Der Delegationschef der Europäischen Kommission in Serbien und Montenegro, Botschafter Geoffrey Barett, hat erklärt, es sei noch nicht die rechte Zeit für die Gespräche über die Unabhängigkeit von Kosovo und Metohija, und dass die Provinz auf jeden Fall ein Teil von Europa sein wird. Barett erinnerte daran, dass auf dem vor kurzem beendeten EU – Gipfel in Thessaloniki allen Vertretern der Länder der Region klar gesagt wurde, dass die Union keine Diskriminierung und Intoleranz auf dem Balkan will.


Der ehemalige Kommandant des Kroatischen Verteidigungsrates, einer paramilitärischen Einheit in Bosnien-Herzegowina, Ivica Rajic, welchen das Haager Tribunal für Kriegsverbrechen an bosniakischen Zivilpersonen im Dorf Stupni Dol in Mittel-Bosnien im Jahre 1993 angeklagt hat, wurde heute Morgen nach den Haag überstellt. Rajic wurde im April in Split festgenommen und das Zagreber Kreisgericht hat seine Auslieferung an das Haager Tribunal genehmigt.


"UNMIK – Pathologen und Experten aus Serbien haben die Exhumierung auf dem Friedhof Dragodan 2 in Pristina beendet. Dabei wurden 60 Leichen gefunden, von Serben, wie angenommen wird", erklärte der Chef des Büros für die Exhumierungen und Identifikationen des Koordinationszentrums für Kosovo und Metohija, der Pathologe Slavisa Dobricanin. Seinen Worten nach wurde festgestellt, dass die meisten Leichen Spuren von Gewalt aufweisen, wie auch, dass sie nach der Ankunft der KFOR in Kosovo und Metohija im Jahre 1999 begraben wurden.


Der Vorsitzende des Koordinationszentrums für Kosovo und Metohija, Nebojsa Covic, hat in Pristina mit dem KFOR – Kommandanten, dem italienischen General Fabi Mini, gesprochen, der ihm versprochen hat, dass die italienischen Carabinieri die Serben in Obilic, im Zentralteil von Kosovo und Metohija, schützen werden. Covic sagte den Serben in Obilic, er hätte von Mini feste Garantien bekommen, dass ihre Sicherheit verbessert wird, weil die italienischen Carabinieri aus der KFOR in allen Teilen dieser Stadt, wo es noch Serben gibt, Kontrollpunkte aufstellen und die Patrouillen intensivieren werden.
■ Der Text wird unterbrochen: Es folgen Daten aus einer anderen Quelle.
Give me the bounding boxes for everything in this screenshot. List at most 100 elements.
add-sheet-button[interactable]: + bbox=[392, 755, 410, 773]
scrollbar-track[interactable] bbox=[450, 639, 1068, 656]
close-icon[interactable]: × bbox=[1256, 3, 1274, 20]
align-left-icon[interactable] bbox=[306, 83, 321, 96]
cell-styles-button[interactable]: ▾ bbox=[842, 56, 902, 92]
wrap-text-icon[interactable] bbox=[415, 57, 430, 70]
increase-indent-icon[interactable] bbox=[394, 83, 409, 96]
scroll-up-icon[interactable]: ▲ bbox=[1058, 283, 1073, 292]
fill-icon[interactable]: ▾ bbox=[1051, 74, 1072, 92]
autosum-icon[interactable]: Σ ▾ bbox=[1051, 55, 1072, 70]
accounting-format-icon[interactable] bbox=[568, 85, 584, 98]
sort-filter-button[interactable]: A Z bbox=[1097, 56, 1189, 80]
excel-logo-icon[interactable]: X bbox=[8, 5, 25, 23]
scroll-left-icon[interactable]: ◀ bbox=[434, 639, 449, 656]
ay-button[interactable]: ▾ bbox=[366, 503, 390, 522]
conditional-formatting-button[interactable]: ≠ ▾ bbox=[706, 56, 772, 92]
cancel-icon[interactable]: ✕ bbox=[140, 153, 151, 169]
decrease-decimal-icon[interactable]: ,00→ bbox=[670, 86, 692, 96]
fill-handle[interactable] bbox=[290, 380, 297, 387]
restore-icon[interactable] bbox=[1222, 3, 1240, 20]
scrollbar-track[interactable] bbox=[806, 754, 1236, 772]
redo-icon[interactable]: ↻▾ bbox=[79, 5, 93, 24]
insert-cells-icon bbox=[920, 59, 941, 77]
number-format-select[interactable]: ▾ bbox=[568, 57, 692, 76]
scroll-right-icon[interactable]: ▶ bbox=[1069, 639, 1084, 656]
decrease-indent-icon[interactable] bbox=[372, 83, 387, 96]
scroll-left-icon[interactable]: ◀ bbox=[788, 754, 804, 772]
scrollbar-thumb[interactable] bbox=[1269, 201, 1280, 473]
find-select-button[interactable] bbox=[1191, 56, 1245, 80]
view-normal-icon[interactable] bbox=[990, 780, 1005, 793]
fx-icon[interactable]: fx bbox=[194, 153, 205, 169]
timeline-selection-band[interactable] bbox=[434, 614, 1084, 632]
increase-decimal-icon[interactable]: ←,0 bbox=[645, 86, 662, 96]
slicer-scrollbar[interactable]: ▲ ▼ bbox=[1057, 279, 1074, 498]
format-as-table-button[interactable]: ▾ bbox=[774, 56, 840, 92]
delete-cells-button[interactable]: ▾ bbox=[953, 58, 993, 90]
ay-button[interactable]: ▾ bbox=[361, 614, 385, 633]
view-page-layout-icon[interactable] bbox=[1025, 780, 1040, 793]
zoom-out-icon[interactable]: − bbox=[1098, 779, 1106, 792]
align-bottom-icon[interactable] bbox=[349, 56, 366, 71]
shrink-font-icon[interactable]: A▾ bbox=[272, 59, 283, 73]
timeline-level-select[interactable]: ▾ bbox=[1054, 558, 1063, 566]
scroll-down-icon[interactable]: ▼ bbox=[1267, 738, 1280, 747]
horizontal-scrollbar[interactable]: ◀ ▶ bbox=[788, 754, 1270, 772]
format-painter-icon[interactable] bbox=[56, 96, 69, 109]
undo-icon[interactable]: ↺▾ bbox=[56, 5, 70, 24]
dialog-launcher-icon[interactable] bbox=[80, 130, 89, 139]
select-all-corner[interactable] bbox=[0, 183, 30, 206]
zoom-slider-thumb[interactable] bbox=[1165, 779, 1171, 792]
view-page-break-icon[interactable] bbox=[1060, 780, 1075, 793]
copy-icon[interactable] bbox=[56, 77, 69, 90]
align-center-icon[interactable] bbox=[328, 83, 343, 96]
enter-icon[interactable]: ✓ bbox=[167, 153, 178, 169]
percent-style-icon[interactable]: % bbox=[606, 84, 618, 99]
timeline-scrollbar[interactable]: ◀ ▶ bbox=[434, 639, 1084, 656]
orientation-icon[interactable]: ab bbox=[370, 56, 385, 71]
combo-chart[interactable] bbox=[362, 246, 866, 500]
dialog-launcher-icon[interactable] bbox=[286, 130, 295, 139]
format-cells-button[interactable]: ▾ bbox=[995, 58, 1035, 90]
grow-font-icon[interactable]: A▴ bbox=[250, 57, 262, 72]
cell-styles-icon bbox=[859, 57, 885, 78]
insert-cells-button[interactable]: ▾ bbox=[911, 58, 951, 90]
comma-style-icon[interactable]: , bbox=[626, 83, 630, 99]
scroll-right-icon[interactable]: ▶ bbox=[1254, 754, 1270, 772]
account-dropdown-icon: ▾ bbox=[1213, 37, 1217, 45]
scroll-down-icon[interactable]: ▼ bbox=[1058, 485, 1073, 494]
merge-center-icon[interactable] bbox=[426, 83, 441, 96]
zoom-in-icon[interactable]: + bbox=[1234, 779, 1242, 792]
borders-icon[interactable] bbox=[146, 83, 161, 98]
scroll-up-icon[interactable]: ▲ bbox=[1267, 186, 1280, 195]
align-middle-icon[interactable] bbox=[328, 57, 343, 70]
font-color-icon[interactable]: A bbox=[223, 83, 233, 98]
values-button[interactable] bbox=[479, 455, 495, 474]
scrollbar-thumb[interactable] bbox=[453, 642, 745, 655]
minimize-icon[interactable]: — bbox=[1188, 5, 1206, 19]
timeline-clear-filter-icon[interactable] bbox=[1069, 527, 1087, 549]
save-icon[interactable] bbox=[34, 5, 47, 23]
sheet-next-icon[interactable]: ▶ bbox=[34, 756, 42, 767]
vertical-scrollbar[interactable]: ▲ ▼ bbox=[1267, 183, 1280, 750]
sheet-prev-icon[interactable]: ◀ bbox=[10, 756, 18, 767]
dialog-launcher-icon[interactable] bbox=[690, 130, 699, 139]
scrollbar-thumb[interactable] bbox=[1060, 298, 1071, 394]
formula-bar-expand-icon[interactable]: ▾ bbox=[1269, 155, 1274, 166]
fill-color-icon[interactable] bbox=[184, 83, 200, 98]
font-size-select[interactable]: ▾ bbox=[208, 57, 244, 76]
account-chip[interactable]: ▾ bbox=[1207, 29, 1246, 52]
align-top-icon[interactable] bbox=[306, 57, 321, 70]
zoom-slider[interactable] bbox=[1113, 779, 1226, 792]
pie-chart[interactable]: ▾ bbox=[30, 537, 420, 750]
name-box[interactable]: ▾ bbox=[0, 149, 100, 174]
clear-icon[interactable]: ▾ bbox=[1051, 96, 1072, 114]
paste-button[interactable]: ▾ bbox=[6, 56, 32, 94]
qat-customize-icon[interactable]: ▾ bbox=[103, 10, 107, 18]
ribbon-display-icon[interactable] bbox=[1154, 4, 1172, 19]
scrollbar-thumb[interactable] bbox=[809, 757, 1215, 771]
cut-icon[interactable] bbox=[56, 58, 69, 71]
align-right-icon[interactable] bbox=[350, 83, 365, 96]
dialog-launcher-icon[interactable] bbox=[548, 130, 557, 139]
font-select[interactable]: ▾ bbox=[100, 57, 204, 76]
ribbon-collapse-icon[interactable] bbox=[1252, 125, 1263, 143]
Der US – Botschafter in Serbien und Montenegro, William Montgomery, hat erklärt, dass am ersten Juli die Frist abläuft, in welcher der Staatenbund das bilaterale Abkommen über die Nichtauslieferung von US – Staatsbürgern an das ständige internationale Strafgericht hatte unterzeichnen sollen. "Falls Serbien und Montenegro dieses Abkommen nicht unterzeichnet, wird es sich für die militärische Hilfe der USA, welche von außerordentlicher Bedeutung für den Aufbau der bilateralen militärischen Beziehungen ist, nicht qualifizieren", hob Montgomery hervor.